Judith dejó el ascensor a su izquierda y subió dando tumbos la escalera de caracol. En cada piso se detenía para ver si oía gemidos u otros sonidos. Cuando llegó al ático, alguno de sus órganos sensoriales percibió que algo era diferente de lo habitual. Por prevención, cogió aire para poder proferir el grito con el que hacer frente a tiempo a su causa. Pero cuando vio la nota en su puerta, enmudeció: un recuadro negro y una cruz en el centro… era una esquela mortuoria. Presa del pánico, dio medio vuelta. No necesitaba leer el nombre, hacía mucho que se había grabado a fuego en su cerebro. Se apresuró y bajó a trompicones, los escalones retumbaban a su paso.

—¡Lukas! —gritó.

—¿Qué ha ocurrido?

Por fin el portal estaba abierto.

—¡Creo que Hannes está muerto! —exclamó, y se desplomó en los brazos de Lukas.

Él tuvo que darle media hora para que se tranquilizara, y otra media hora más para que se atreviese a volver a subir hasta la puerta, esta vez de su brazo.

—Helmut Schneider —leyó Lukas en la esquela, como si eligiera como ganador al único digno. Judith estaba parapetada tras su espalda—. Judy, el muerto es otro. Helmut Schneider. ¿Conoces a un tal Helmut Schneider? ¿Conoces esta cara?

—Mi vecino —murmuró Judith—. Un pensionista… Pero ¿cómo ha llegado eso a mi puerta? Casi nunca he visto a ese hombre. ¿Por qué está esa nota colgada en mi puerta justo ahora? No es ninguna coincidencia.

—Es probable que la nota esté en todas las puertas —replicó Lukas—. ¿Vamos a ver?

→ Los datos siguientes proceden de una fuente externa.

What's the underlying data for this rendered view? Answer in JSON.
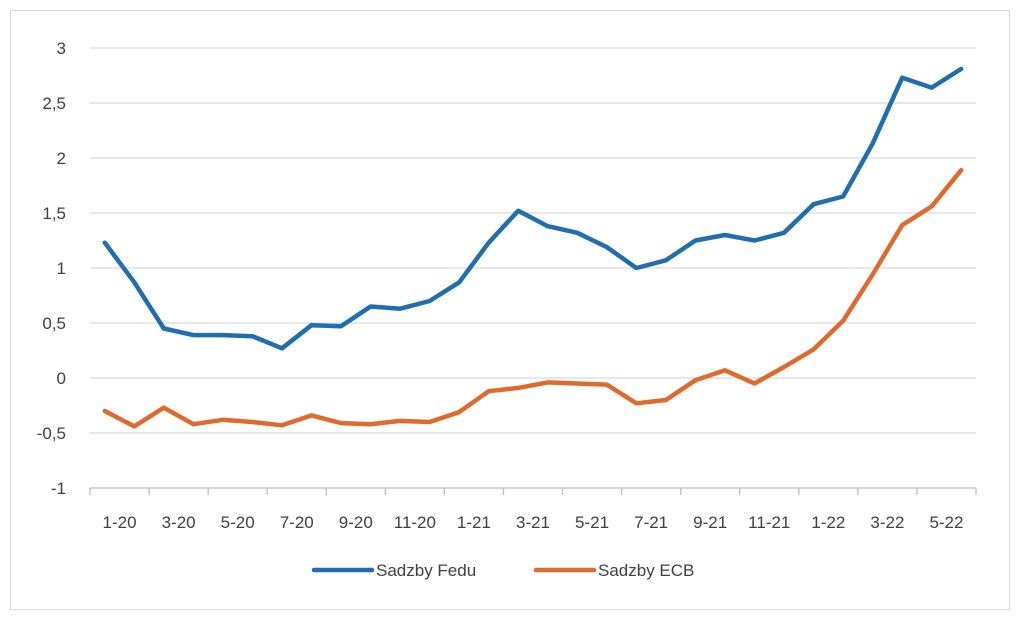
{
  "chart_data": {
    "type": "line",
    "title": "",
    "xlabel": "",
    "ylabel": "",
    "ylim": [
      -1,
      3
    ],
    "yticks": [
      -1,
      -0.5,
      0,
      0.5,
      1,
      1.5,
      2,
      2.5,
      3
    ],
    "ytick_labels": [
      "-1",
      "-0,5",
      "0",
      "0,5",
      "1",
      "1,5",
      "2",
      "2,5",
      "3"
    ],
    "x": [
      "1-20",
      "2-20",
      "3-20",
      "4-20",
      "5-20",
      "6-20",
      "7-20",
      "8-20",
      "9-20",
      "10-20",
      "11-20",
      "12-20",
      "1-21",
      "2-21",
      "3-21",
      "4-21",
      "5-21",
      "6-21",
      "7-21",
      "8-21",
      "9-21",
      "10-21",
      "11-21",
      "12-21",
      "1-22",
      "2-22",
      "3-22",
      "4-22",
      "5-22",
      "6-22"
    ],
    "xtick_labels": [
      "1-20",
      "3-20",
      "5-20",
      "7-20",
      "9-20",
      "11-20",
      "1-21",
      "3-21",
      "5-21",
      "7-21",
      "9-21",
      "11-21",
      "1-22",
      "3-22",
      "5-22"
    ],
    "grid": true,
    "legend_position": "bottom",
    "series": [
      {
        "name": "Sadzby Fedu",
        "color": "#1f6fae",
        "values": [
          1.23,
          0.87,
          0.45,
          0.39,
          0.39,
          0.38,
          0.27,
          0.48,
          0.47,
          0.65,
          0.63,
          0.7,
          0.87,
          1.23,
          1.52,
          1.38,
          1.32,
          1.19,
          1.0,
          1.07,
          1.25,
          1.3,
          1.25,
          1.32,
          1.58,
          1.65,
          2.13,
          2.73,
          2.64,
          2.81
        ]
      },
      {
        "name": "Sadzby ECB",
        "color": "#e06a2b",
        "values": [
          -0.3,
          -0.44,
          -0.27,
          -0.42,
          -0.38,
          -0.4,
          -0.43,
          -0.34,
          -0.41,
          -0.42,
          -0.39,
          -0.4,
          -0.31,
          -0.12,
          -0.09,
          -0.04,
          -0.05,
          -0.06,
          -0.23,
          -0.2,
          -0.02,
          0.07,
          -0.05,
          0.1,
          0.26,
          0.52,
          0.94,
          1.39,
          1.56,
          1.89
        ]
      }
    ]
  }
}
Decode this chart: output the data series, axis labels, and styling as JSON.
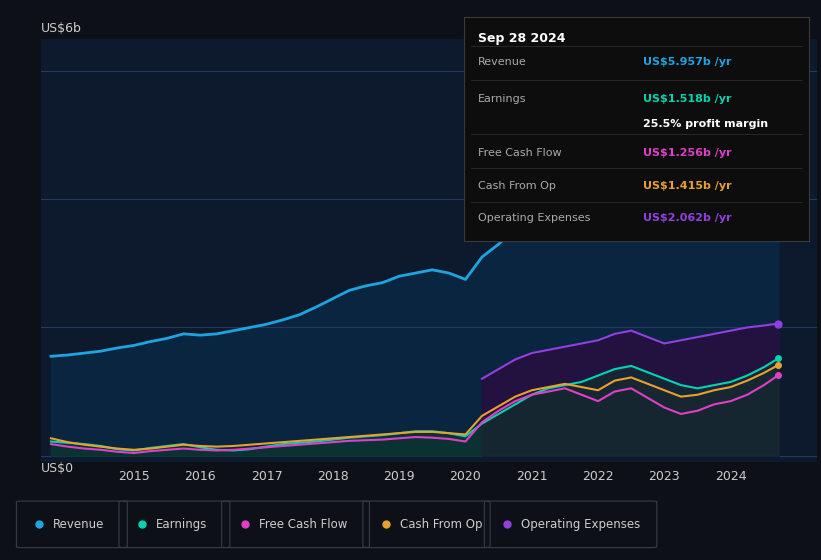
{
  "bg_color": "#0d1117",
  "plot_bg_color": "#0d1a2d",
  "grid_color": "#253a5e",
  "text_color": "#cccccc",
  "ylabel_text": "US$6b",
  "ylabel_bottom": "US$0",
  "x_ticks": [
    2015,
    2016,
    2017,
    2018,
    2019,
    2020,
    2021,
    2022,
    2023,
    2024
  ],
  "x_min": 2013.6,
  "x_max": 2025.3,
  "y_min": -0.1,
  "y_max": 6.5,
  "revenue_color": "#1ea4e0",
  "earnings_color": "#00d4b0",
  "fcf_color": "#e040c8",
  "cashfromop_color": "#e8a030",
  "opex_color": "#9040e0",
  "years": [
    2013.75,
    2014.0,
    2014.25,
    2014.5,
    2014.75,
    2015.0,
    2015.25,
    2015.5,
    2015.75,
    2016.0,
    2016.25,
    2016.5,
    2016.75,
    2017.0,
    2017.25,
    2017.5,
    2017.75,
    2018.0,
    2018.25,
    2018.5,
    2018.75,
    2019.0,
    2019.25,
    2019.5,
    2019.75,
    2020.0,
    2020.25,
    2020.5,
    2020.75,
    2021.0,
    2021.25,
    2021.5,
    2021.75,
    2022.0,
    2022.25,
    2022.5,
    2022.75,
    2023.0,
    2023.25,
    2023.5,
    2023.75,
    2024.0,
    2024.25,
    2024.5,
    2024.72
  ],
  "revenue": [
    1.55,
    1.57,
    1.6,
    1.63,
    1.68,
    1.72,
    1.78,
    1.83,
    1.9,
    1.88,
    1.9,
    1.95,
    2.0,
    2.05,
    2.12,
    2.2,
    2.32,
    2.45,
    2.58,
    2.65,
    2.7,
    2.8,
    2.85,
    2.9,
    2.85,
    2.75,
    3.1,
    3.3,
    3.55,
    3.85,
    4.1,
    4.35,
    4.55,
    4.8,
    5.1,
    5.3,
    5.15,
    5.0,
    4.9,
    4.95,
    5.1,
    5.2,
    5.45,
    5.7,
    5.957
  ],
  "earnings": [
    0.22,
    0.2,
    0.18,
    0.15,
    0.1,
    0.08,
    0.12,
    0.15,
    0.18,
    0.13,
    0.09,
    0.08,
    0.1,
    0.14,
    0.18,
    0.2,
    0.22,
    0.25,
    0.28,
    0.3,
    0.32,
    0.35,
    0.38,
    0.38,
    0.35,
    0.3,
    0.5,
    0.65,
    0.8,
    0.95,
    1.05,
    1.1,
    1.15,
    1.25,
    1.35,
    1.4,
    1.3,
    1.2,
    1.1,
    1.05,
    1.1,
    1.15,
    1.25,
    1.38,
    1.518
  ],
  "fcf": [
    0.18,
    0.14,
    0.11,
    0.09,
    0.06,
    0.04,
    0.07,
    0.09,
    0.11,
    0.09,
    0.08,
    0.09,
    0.11,
    0.13,
    0.15,
    0.17,
    0.19,
    0.21,
    0.23,
    0.24,
    0.25,
    0.27,
    0.29,
    0.28,
    0.26,
    0.22,
    0.52,
    0.7,
    0.85,
    0.95,
    1.0,
    1.05,
    0.95,
    0.85,
    1.0,
    1.05,
    0.9,
    0.75,
    0.65,
    0.7,
    0.8,
    0.85,
    0.95,
    1.1,
    1.256
  ],
  "cashfromop": [
    0.27,
    0.21,
    0.17,
    0.14,
    0.11,
    0.09,
    0.11,
    0.14,
    0.17,
    0.15,
    0.14,
    0.15,
    0.17,
    0.19,
    0.21,
    0.23,
    0.25,
    0.27,
    0.29,
    0.31,
    0.33,
    0.35,
    0.37,
    0.37,
    0.35,
    0.33,
    0.62,
    0.77,
    0.92,
    1.02,
    1.07,
    1.12,
    1.07,
    1.02,
    1.17,
    1.22,
    1.12,
    1.02,
    0.92,
    0.95,
    1.02,
    1.07,
    1.17,
    1.29,
    1.415
  ],
  "opex": [
    0.0,
    0.0,
    0.0,
    0.0,
    0.0,
    0.0,
    0.0,
    0.0,
    0.0,
    0.0,
    0.0,
    0.0,
    0.0,
    0.0,
    0.0,
    0.0,
    0.0,
    0.0,
    0.0,
    0.0,
    0.0,
    0.0,
    0.0,
    0.0,
    0.0,
    0.0,
    1.2,
    1.35,
    1.5,
    1.6,
    1.65,
    1.7,
    1.75,
    1.8,
    1.9,
    1.95,
    1.85,
    1.75,
    1.8,
    1.85,
    1.9,
    1.95,
    2.0,
    2.03,
    2.062
  ],
  "tooltip_date": "Sep 28 2024",
  "tooltip_revenue_val": "US$5.957b",
  "tooltip_earnings_val": "US$1.518b",
  "tooltip_margin": "25.5%",
  "tooltip_fcf_val": "US$1.256b",
  "tooltip_cashop_val": "US$1.415b",
  "tooltip_opex_val": "US$2.062b",
  "legend_items": [
    "Revenue",
    "Earnings",
    "Free Cash Flow",
    "Cash From Op",
    "Operating Expenses"
  ],
  "legend_colors": [
    "#1ea4e0",
    "#00d4b0",
    "#e040c8",
    "#e8a030",
    "#9040e0"
  ]
}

—No, no quiero ir a ver. Quiero que la nota esté en todas las puertas. Y no quiero seguir teniendo miedo. Estoy harta de tener miedo. Quiero dormir y soñar cosas bonitas. Y quiero despertarme y pensar en algo bonito. ¿Puedes quedarte en casa, Lukas? Sólo hasta que amanezca. Quédate, ¡por favor! Sólo por esta vez. Puedes dormir en el sofá del salón. O tú duermes en mi cama y yo en el sofá. O al revés. Como quieras.

A la mañana siguiente eran dos las cabezas doloridas. A Judith el café la puso en marcha enseguida.

—Lukas, creo que debo volver a verlo.

—¿De verdad? ¿Será prudente?

—Tengo que hacerlo. Si no, veo fantasmas.

—¿Qué piensas decirle?

—Ni idea. Da igual. Cualquier cosa. Lo importante es que lo vea. Así no me dará tanto miedo.

—¿Quieres que te acompañe?

—¿Lo harías?

—Si es mejor para ti.

—Quizá podrías venir más tarde a recogerme.

—Como quieras.

—Sí, creo que es eso lo que quiero.

—¿Y cómo te pondrás en contacto con él?

—Lo voy a llamar, hoy mismo o mañana.

—Judy, está en el hospital.

—¡Ah, sí!, se me había olvidado. Mierda.